Dimensi ketujuh dan kedelapan disebut supervision/leadership (supervisi/kepemimpinan) dan management/administration (manajemen/administrasi). Kedua dimensi ini menggambarkan aspek job performance sesungguhnya hanya bisa diaplikasikan pada pekerjaan yang memiliki tanggungjawab pengawasan/supervisi. Baik seseorang bekerja sebagai supervisor di sebuah toko, rumah sakit atau pabrik, tetap saja menuntut beberapa perilaku umum. Contohnya, supervisor dalam kebanyakan sering harus menolong karyawan untuk menentapkan tujuan, mengajarkan karyawan metode-metode bekerja dengan efektif, dan menjadi model bagi kebiasaan kerja yang baik. Banyak posisi supervisor juga menyaratkan beragam tugas administratif seperti mengawasi dan mengontrol pengeluaran/biaya, menyediakan sumberdaya tambahan, dan mewakili unit dalam organisasi.

Ketika kita mempertimbangkan setiap aspek dari dimensi job performance, akan menjadi jelaslah bahwa kedelapan dimensi tersebut tidak akan relevan untuk semua pekerjaan. Faktanya, Campbell (1990) berargumen bahwa hanya tiga (keahlian pada tugas inti, menampilkan usaha yang lebih dan menjaga kedisiplinan diri) yang menjadi komponen utama job performance dalam semua pekerjaan.

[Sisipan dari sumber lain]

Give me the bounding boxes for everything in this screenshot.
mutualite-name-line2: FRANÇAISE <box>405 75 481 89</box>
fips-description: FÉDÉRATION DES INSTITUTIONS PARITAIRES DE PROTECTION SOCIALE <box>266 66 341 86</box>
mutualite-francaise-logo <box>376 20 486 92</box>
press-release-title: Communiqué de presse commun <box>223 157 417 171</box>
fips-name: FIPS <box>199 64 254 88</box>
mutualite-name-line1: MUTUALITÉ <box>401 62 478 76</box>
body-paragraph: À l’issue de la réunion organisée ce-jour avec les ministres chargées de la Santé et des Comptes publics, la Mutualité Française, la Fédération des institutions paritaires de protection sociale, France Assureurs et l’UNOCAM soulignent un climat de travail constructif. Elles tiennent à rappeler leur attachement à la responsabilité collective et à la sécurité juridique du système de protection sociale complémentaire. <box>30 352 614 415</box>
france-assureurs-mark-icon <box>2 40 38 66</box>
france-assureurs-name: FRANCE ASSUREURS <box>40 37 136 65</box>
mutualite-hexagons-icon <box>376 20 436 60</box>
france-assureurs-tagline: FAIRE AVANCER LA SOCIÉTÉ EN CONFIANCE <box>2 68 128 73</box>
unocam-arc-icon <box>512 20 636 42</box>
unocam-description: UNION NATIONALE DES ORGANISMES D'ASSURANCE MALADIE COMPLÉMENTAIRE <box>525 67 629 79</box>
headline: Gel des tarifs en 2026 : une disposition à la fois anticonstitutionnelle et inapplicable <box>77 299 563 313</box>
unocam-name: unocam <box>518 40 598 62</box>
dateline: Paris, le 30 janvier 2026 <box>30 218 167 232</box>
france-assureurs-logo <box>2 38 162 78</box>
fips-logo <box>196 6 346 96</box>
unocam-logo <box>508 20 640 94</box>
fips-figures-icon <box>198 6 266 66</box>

Perilaku-perilaku seperti menekan menyelesaikan konflik, meningkatkan kepercayaan antara satu sama lain, adalah perilaku-perilaku yang diharapkan oleh organisasi karena berdampak pada mengembangkan komunikasi interpersonal dan kerjasama yang lebih baik dalam organisasi, serta bisa mempermudah individu dalam mengkoordinasikan tugas individual mereka dengan anggota organisasi lain yang terkait. Dampak seperti ini akan menyebar dari level individual ke level kelompok sebagaimana perilaku-perilaku positif tersebut mempengaruhi karaktersitik kelompok seperti, kekompakan, kualitas kerjasama, dan semangat yang menentukan perilaku individu dalam kelompok dan akhirnya mempengaruhi performa anggota kelompok.


Referensi:
Jex, Steve.M., & Britt, Thomas W. 2008. Organizational  Psychology: A Scientist-Practitioner Approach. Newjersey, USA: John Willey & Sons, Inc.